Foto © GEPAHannes Hempel
Zwar hatte Hannes Hempel den ersten Schreck schon überwunden. Aber er wusste, dass ziemlich viele Schutzengel dabei waren, als er mit seinem Rennrad zurück nach Klagenfurt unterwegs war. Bei Grafenstein hat er auf dem Radweg eine Querstraße übersehen. "Und den Nachrang", gibt Hempel etwas kleinlaut zu.
Hempel: "Nix gebrochen"
Das Auto, das ihm im nächsten Augenblick in die Quere kam, rammte er auf der Seite. "Gebrochen ist zum Glück nix", atmet Hempel auf. Dafür sind aber so ziemlich alle Knochen geprellt. Und am Oberschenkel musste er im Klagenfurter UKH mit ein paar Stichen zusammengeflickt werden. "Die Versorgung im UKH war exzellent. Trotzdem tut mir im Moment alles höllisch weh", sagt Hempel.

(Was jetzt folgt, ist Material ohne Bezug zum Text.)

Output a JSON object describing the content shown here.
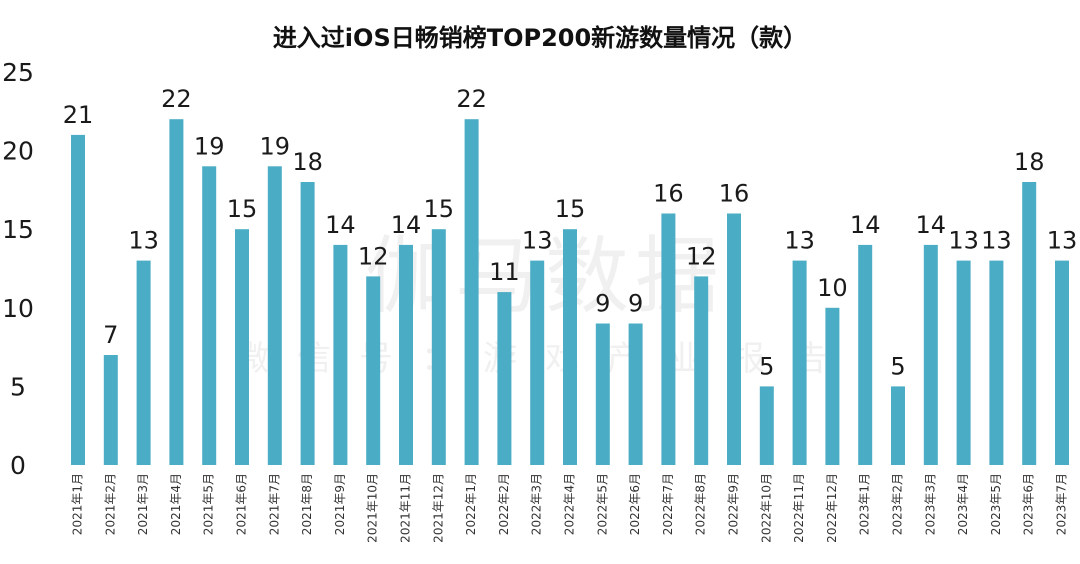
{
  "watermark": {
    "main": "伽马数据",
    "sub": "微信号：游戏产业报告"
  },
  "chart_data": {
    "type": "bar",
    "title": "进入过iOS日畅销榜TOP200新游数量情况（款）",
    "xlabel": "",
    "ylabel": "",
    "ylim": [
      0,
      25
    ],
    "yticks": [
      0,
      5,
      10,
      15,
      20,
      25
    ],
    "grid": false,
    "legend": "none",
    "bar_color": "#4aacc5",
    "categories": [
      "2021年1月",
      "2021年2月",
      "2021年3月",
      "2021年4月",
      "2021年5月",
      "2021年6月",
      "2021年7月",
      "2021年8月",
      "2021年9月",
      "2021年10月",
      "2021年11月",
      "2021年12月",
      "2022年1月",
      "2022年2月",
      "2022年3月",
      "2022年4月",
      "2022年5月",
      "2022年6月",
      "2022年7月",
      "2022年8月",
      "2022年9月",
      "2022年10月",
      "2022年11月",
      "2022年12月",
      "2023年1月",
      "2023年2月",
      "2023年3月",
      "2023年4月",
      "2023年5月",
      "2023年6月",
      "2023年7月"
    ],
    "values": [
      21,
      7,
      13,
      22,
      19,
      15,
      19,
      18,
      14,
      12,
      14,
      15,
      22,
      11,
      13,
      15,
      9,
      9,
      16,
      12,
      16,
      5,
      13,
      10,
      14,
      5,
      14,
      13,
      13,
      18,
      13
    ]
  }
}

Und nächstes Wochenende sollte er beim Triathlon in St. Pölten über die halbe Ironman-Distanz an den Start gehen. Zwei, drei Tage wolle er sich jetzt einmal erholen, dann erst mit seinem Trainer abklären, wie sinnvoll das ist. "Sind die Schmerzen zu stark, werden wir neu planen."

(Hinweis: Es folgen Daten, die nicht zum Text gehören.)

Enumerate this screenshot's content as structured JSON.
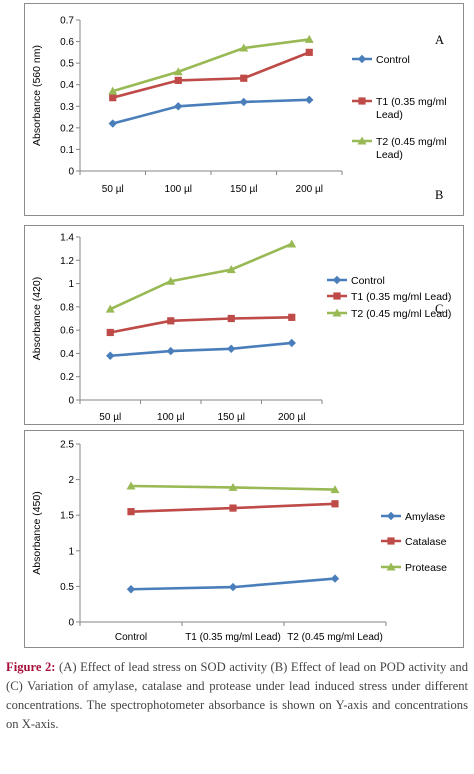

Auf dem Weg zu "seinem" Ironman in Klagenfurt (4. Juli) lässt sich Hannes Hempel durch den Unfall aber nicht beirren. Die Form sei bereits super, im Laufen habe er sich stark verbessert. "Ich hab' mit dem Ironman noch eine Rechnung offen", sagt Hempel in Anspielung um das Dopingtheater des Vorjahres.